Progressive West Shore municipality has manifested the facilities its residents have called for, by building business partnerships

Mauricio Valencia

A sea of dots covered graphic posters hung inside Eagle Ridge Community Centre on Saturday during a City of Langford open house.

The dots represented residents’ use of existing recreational facilities found in the city, as well as hoped-for future amenities and public works.

“It gives us an idea of what people are thinking,” said Coun. Lanny Seaton as he strolled through the visual displays set up by city staff.

Garnering the most dots – residents were given the coloured stickers as they arrived – was a new cultural centre; still just an idea, but one that will likely be the subject of further discussion by the city, Seaton said.

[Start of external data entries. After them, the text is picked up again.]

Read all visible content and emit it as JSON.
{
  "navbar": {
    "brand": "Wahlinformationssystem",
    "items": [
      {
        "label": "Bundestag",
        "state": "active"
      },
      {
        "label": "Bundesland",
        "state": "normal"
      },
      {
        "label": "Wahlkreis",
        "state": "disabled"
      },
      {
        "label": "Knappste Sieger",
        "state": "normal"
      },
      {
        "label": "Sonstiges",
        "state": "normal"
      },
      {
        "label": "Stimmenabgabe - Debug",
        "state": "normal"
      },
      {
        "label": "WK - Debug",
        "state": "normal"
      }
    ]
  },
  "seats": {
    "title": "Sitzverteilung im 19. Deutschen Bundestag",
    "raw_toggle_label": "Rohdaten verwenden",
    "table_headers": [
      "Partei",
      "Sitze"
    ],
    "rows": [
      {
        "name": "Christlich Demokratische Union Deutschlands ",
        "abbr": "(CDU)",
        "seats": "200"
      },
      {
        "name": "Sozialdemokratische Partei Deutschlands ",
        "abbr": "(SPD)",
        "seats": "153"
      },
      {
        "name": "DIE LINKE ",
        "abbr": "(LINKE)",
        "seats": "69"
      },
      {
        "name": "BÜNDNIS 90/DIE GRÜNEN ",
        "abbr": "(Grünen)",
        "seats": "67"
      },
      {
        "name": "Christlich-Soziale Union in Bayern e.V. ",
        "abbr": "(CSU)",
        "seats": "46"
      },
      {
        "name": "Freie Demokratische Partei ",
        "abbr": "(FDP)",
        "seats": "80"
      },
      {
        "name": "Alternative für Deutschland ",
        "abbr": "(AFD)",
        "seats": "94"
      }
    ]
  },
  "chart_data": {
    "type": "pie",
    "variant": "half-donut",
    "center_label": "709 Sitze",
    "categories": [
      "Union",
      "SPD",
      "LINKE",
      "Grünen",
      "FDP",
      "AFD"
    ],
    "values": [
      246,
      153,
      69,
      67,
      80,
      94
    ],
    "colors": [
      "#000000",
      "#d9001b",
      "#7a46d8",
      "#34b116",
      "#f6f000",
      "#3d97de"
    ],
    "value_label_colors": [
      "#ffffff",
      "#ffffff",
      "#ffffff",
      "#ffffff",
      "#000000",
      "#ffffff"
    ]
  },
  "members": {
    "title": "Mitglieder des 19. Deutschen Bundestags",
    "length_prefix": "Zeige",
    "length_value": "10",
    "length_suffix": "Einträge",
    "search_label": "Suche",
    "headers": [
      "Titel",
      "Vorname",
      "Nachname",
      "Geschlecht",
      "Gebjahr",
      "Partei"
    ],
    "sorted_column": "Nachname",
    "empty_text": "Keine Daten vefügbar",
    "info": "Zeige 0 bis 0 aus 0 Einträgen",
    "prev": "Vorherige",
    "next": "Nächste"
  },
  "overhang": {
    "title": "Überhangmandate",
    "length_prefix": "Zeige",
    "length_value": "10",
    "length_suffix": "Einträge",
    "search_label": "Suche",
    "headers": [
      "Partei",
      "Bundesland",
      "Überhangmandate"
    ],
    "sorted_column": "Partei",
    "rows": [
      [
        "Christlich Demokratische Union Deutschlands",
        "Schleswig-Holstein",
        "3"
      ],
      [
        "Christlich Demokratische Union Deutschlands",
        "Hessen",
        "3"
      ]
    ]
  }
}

Other popular dot-getters included more traffic calming measures, additional bike lanes and an indoor baseball facility.

An estimated 1,000 residents of all ages attended the open house. The adult residents who came through the displays helped with the city’s impromptu research project.

Langford’s track record on developing facilities to meet its residents’ requests is hard to ignore: most of City Centre Park, with its ice and dry-floor arenas, kids’ play park, bowling alley and top-level athletic fields, came out of discussions with residents in 2008.

Seaton pointed out that Langford was able to move quickly on building the facilities by developing business partnerships that continue to provide a revenue stream. Langford Lanes and Eagle Ridge are owned by the city but privately managed, for example, with the city receiving revenue from both.

The new YMCA-YWCA and aquatic centre to be built just up the road at Westhills is a partnership between the city, the Y and Westhills Land Corporation.

At the open house, residents Debbie and Clayton Leachman were eyeing the plans for the new pool, which would be located a short drive away.

The couple said they seldom need to drive into town anymore, especially for recreational outings with their children. Clayton noted the new aquatic centre would be a welcome addition to the mix, as he believes the old pool at West Shore Parks and Recreation is getting a bit dated.